Open Source Gesture Recognition For Kinect SDK
Rymix writes "I have been working with a new internet-friend of mine to produce an open source gesture recording and recognition engine for Kinect SDK. It's based on the Dynamic Time Warping technique and allows developers to record their own gestures and reliably recognise them. It's currently 2D but 3D is an easy development, coming soon. We're looking for community take-up and contribution to this project — it could help a lot of people with rapid prototyping and could even be used in production solutions (within the Kinect SDK's terms of use, of course!)."
..you will all die. Nuclear-style.
Open Source and can only be used with the SDK terms, seems pretty pointless. Probably would be better to work on supporting the device on an actual Open stack.

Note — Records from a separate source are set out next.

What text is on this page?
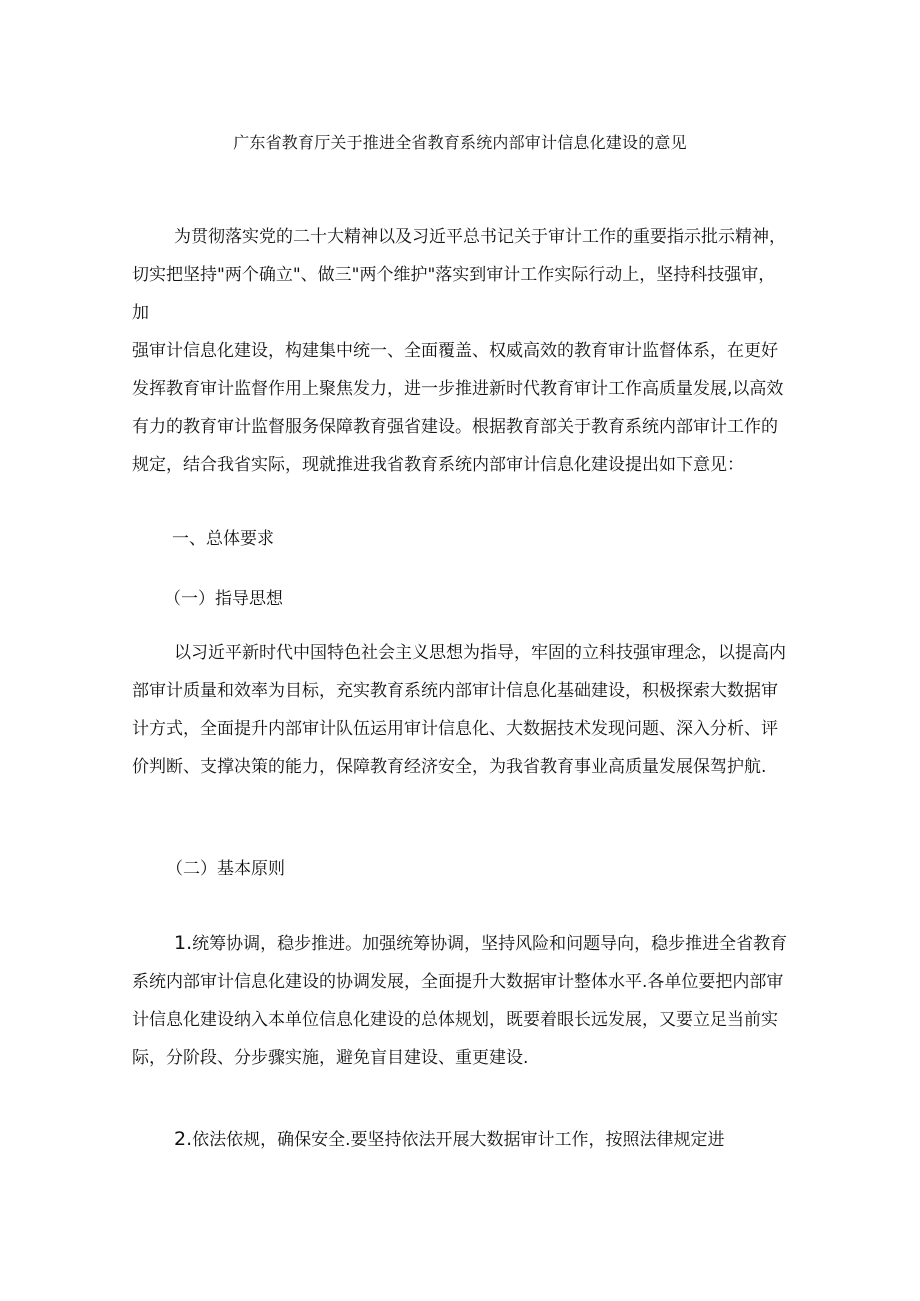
广东省教育厅关于推进全省教育系统内部审计信息化建设的意见
为贯彻落实党的二十大精神以及习近平总书记关于审计工作的重要指示批示精神，
切实把坚持"两个确立"、做三"两个维护"落实到审计工作实际行动上，坚持科技强审，加
强审计信息化建设，构建集中统一、全面覆盖、权威高效的教育审计监督体系，在更好
发挥教育审计监督作用上聚焦发力，进一步推进新时代教育审计工作高质量发展,以高效
有力的教育审计监督服务保障教育强省建设。根据教育部关于教育系统内部审计工作的
规定，结合我省实际，现就推进我省教育系统内部审计信息化建设提出如下意见：
一、总体要求
（一）指导思想
以习近平新时代中国特色社会主义思想为指导，牢固的立科技强审理念，以提高内
部审计质量和效率为目标，充实教育系统内部审计信息化基础建设，积极探索大数据审
计方式，全面提升内部审计队伍运用审计信息化、大数据技术发现问题、深入分析、评
价判断、支撑决策的能力，保障教育经济安全，为我省教育事业高质量发展保驾护航.
（二）基本原则
1.统筹协调，稳步推进。加强统筹协调，坚持风险和问题导向，稳步推进全省教育
系统内部审计信息化建设的协调发展，全面提升大数据审计整体水平.各单位要把内部审
计信息化建设纳入本单位信息化建设的总体规划，既要着眼长远发展，又要立足当前实
际，分阶段、分步骤实施，避免盲目建设、重更建设.
2.依法依规，确保安全.要坚持依法开展大数据审计工作，按照法律规定进
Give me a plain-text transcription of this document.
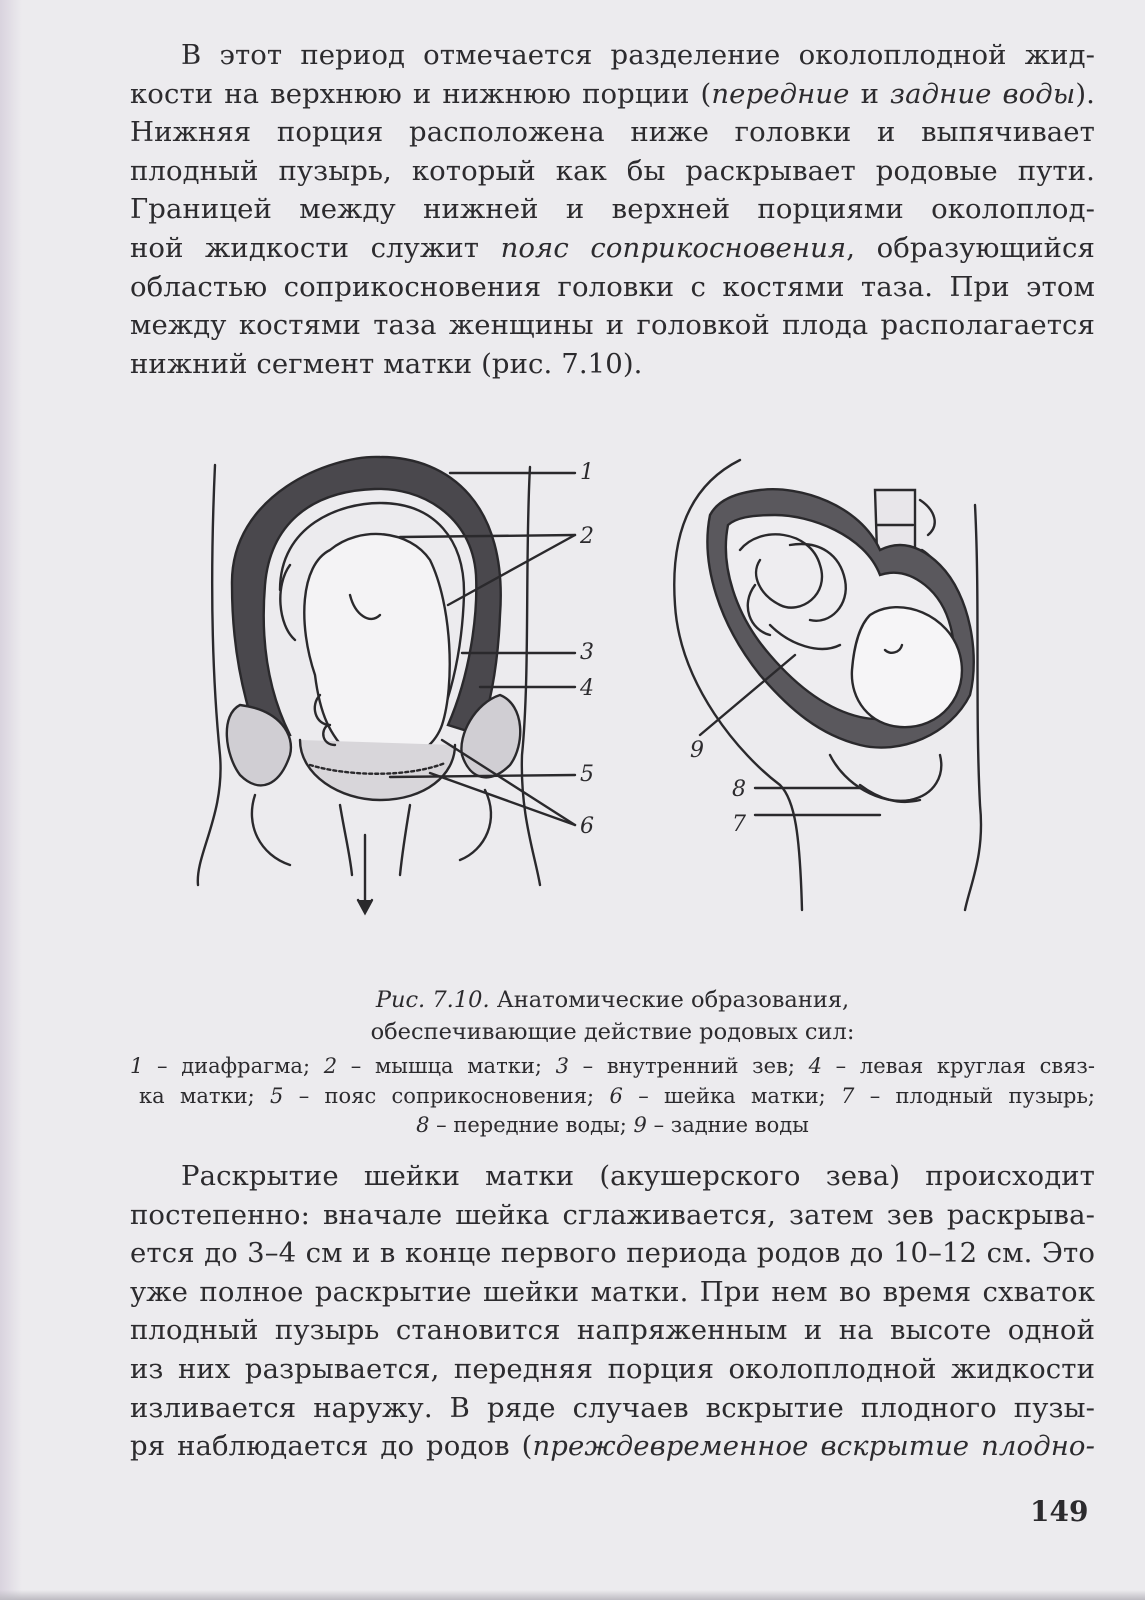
В этот период отмечается разделение околоплодной жид-
кости на верхнюю и нижнюю порции (передние и задние воды).
Нижняя порция расположена ниже головки и выпячивает
плодный пузырь, который как бы раскрывает родовые пути.
Границей между нижней и верхней порциями околоплод-
ной жидкости служит пояс соприкосновения, образующийся
областью соприкосновения головки с костями таза. При этом
между костями таза женщины и головкой плода располагается
нижний сегмент матки (рис. 7.10).
1
2
3
4
5
6	7
8
9
Рис. 7.10. Анатомические образования,
обеспечивающие действие родовых сил:
1 – диафрагма; 2 – мышца матки; 3 – внутренний зев; 4 – левая круглая связ-
ка матки; 5 – пояс соприкосновения; 6 – шейка матки; 7 – плодный пузырь;
8 – передние воды; 9 – задние воды
Раскрытие шейки матки (акушерского зева) происходит
постепенно: вначале шейка сглаживается, затем зев раскрыва-
ется до 3–4 см и в конце первого периода родов до 10–12 см. Это
уже полное раскрытие шейки матки. При нем во время схваток
плодный пузырь становится напряженным и на высоте одной
из них разрывается, передняя порция околоплодной жидкости
изливается наружу. В ряде случаев вскрытие плодного пузы-
ря наблюдается до родов (преждевременное вскрытие плодно-
149
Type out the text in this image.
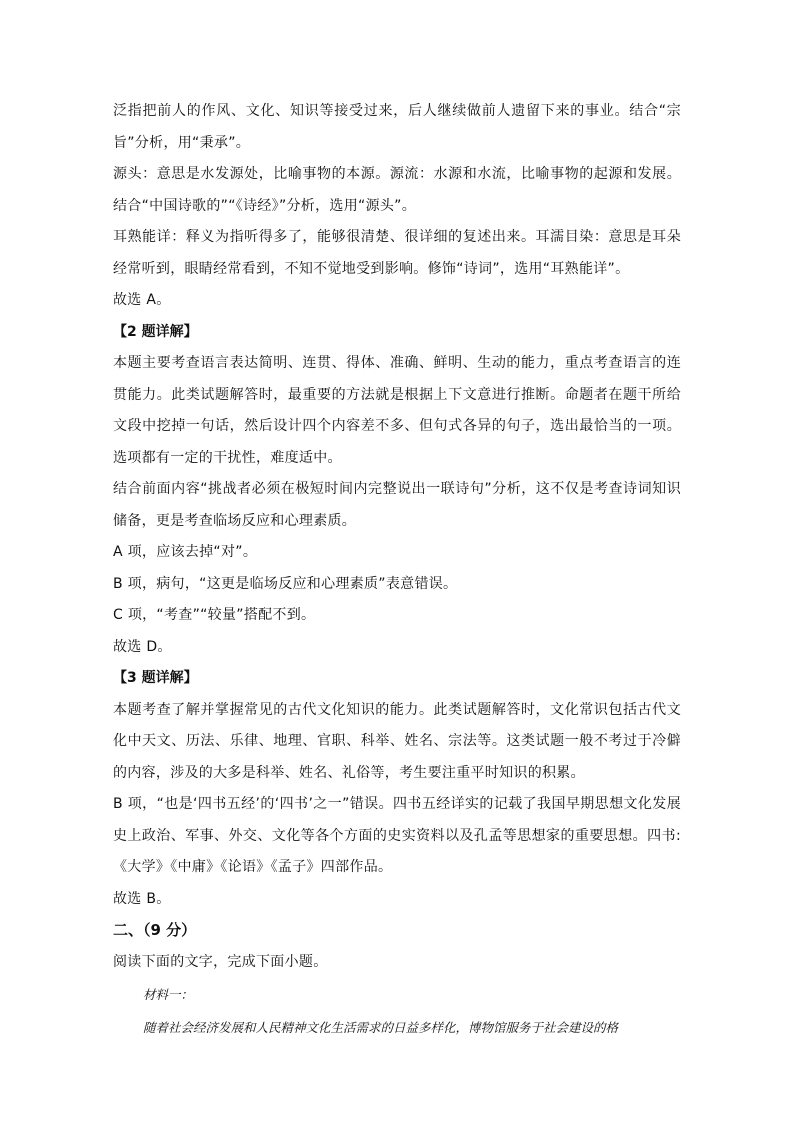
泛指把前人的作风、文化、知识等接受过来，后人继续做前人遗留下来的事业。结合“宗旨”分析，用“秉承”。

源头：意思是水发源处，比喻事物的本源。源流：水源和水流，比喻事物的起源和发展。结合“中国诗歌的”“《诗经》”分析，选用“源头”。

耳熟能详：释义为指听得多了，能够很清楚、很详细的复述出来。耳濡目染：意思是耳朵经常听到，眼睛经常看到，不知不觉地受到影响。修饰“诗词”，选用“耳熟能详”。

故选 A。

【2 题详解】

本题主要考查语言表达简明、连贯、得体、准确、鲜明、生动的能力，重点考查语言的连贯能力。此类试题解答时，最重要的方法就是根据上下文意进行推断。命题者在题干所给文段中挖掉一句话，然后设计四个内容差不多、但句式各异的句子，选出最恰当的一项。选项都有一定的干扰性，难度适中。

结合前面内容“挑战者必须在极短时间内完整说出一联诗句”分析，这不仅是考查诗词知识储备，更是考查临场反应和心理素质。

A 项，应该去掉“对”。

B 项，病句，“这更是临场反应和心理素质”表意错误。

C 项，“考查”“较量”搭配不到。

故选 D。

【3 题详解】

本题考查了解并掌握常见的古代文化知识的能力。此类试题解答时，文化常识包括古代文化中天文、历法、乐律、地理、官职、科举、姓名、宗法等。这类试题一般不考过于冷僻的内容，涉及的大多是科举、姓名、礼俗等，考生要注重平时知识的积累。

B 项，“也是‘四书五经’的‘四书’之一”错误。四书五经详实的记载了我国早期思想文化发展史上政治、军事、外交、文化等各个方面的史实资料以及孔孟等思想家的重要思想。四书:《大学》《中庸》《论语》《孟子》四部作品。

故选 B。

二、（9 分）

阅读下面的文字，完成下面小题。

材料一：

随着社会经济发展和人民精神文化生活需求的日益多样化，博物馆服务于社会建设的格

Initial testers found only one gesture they could make at the Microsoft device that triggered any response.
Breakfast served all day!
Yeah, how dare you release something in a manner that h4rr4r doesn't approve! This is a total affront!
In all seriousness, why all the stories about the Kinect? I don't play videogames, so that aspect doesn't interest me. Getting it to do stuff it wasn't made to do is a cool hack, and I can appreciate that. I can picture some important applications for the disabled, I guess. Is there anything more to it than that? Am I missing something?
Breakfast served all day!
There are several reasons for this study: 1) It's a component of an academic study into the effects of 'natural' human-computer interaction on learning and teaching. There sure is a lot of buzz about Kinect at the moment, so studies like this will help to prove just how useful gesture controls could really be. Or not. Open mind... 2) Dynamic Time Warping is a viable but relatively under-explored method for vector-based gesture recording and recognition. It's interesting to see how well this can perform against more established methods. 3) There's not much out there for the Kinect SDK yet, so why not build something nice, like? If it proves to be popular I will refactor into an open-standards form and release for all sensor applications. 4) It's a very immature product and needs a lot of work before it's really useful - hence the open source. 5) Kinect SDK's license is currently research only, but I have it on good authority that this will change soon. I'm not quite sure what to, though. 6) Working on stuff like this is, to me, like playing with Lego. I just enjoy it. I enjoy creating something, investigating, exploring...don't like that? I'm cool with that. But don't bite me for it. 7) I just realised this numbered list could look rude or arrogant. Sorry about that. But I couldn't figure out how to get carriage returns into comments. 8) Another point of KinectDTW is that you can teach it you own gestures. Try it, and if they're unreliably recognised, try tweaking the parameters for your environment. A future development would see dynamic parameters per person/room/gesture for maximum reliability. 9) There is no 9) 10) If you like it, or even if you don't, please keep the feedback rolling in. I like to read you opinions :) And if you can, contribute. I'd really appreciate better minds than mine working on this too.
... Can I do some Minority Report level shit yet on my Linux box?
You rock. Not much, though.
This software unblocks my use of Kinect. Microsoft has not released a gesture library. Looks like this will enable it's creation.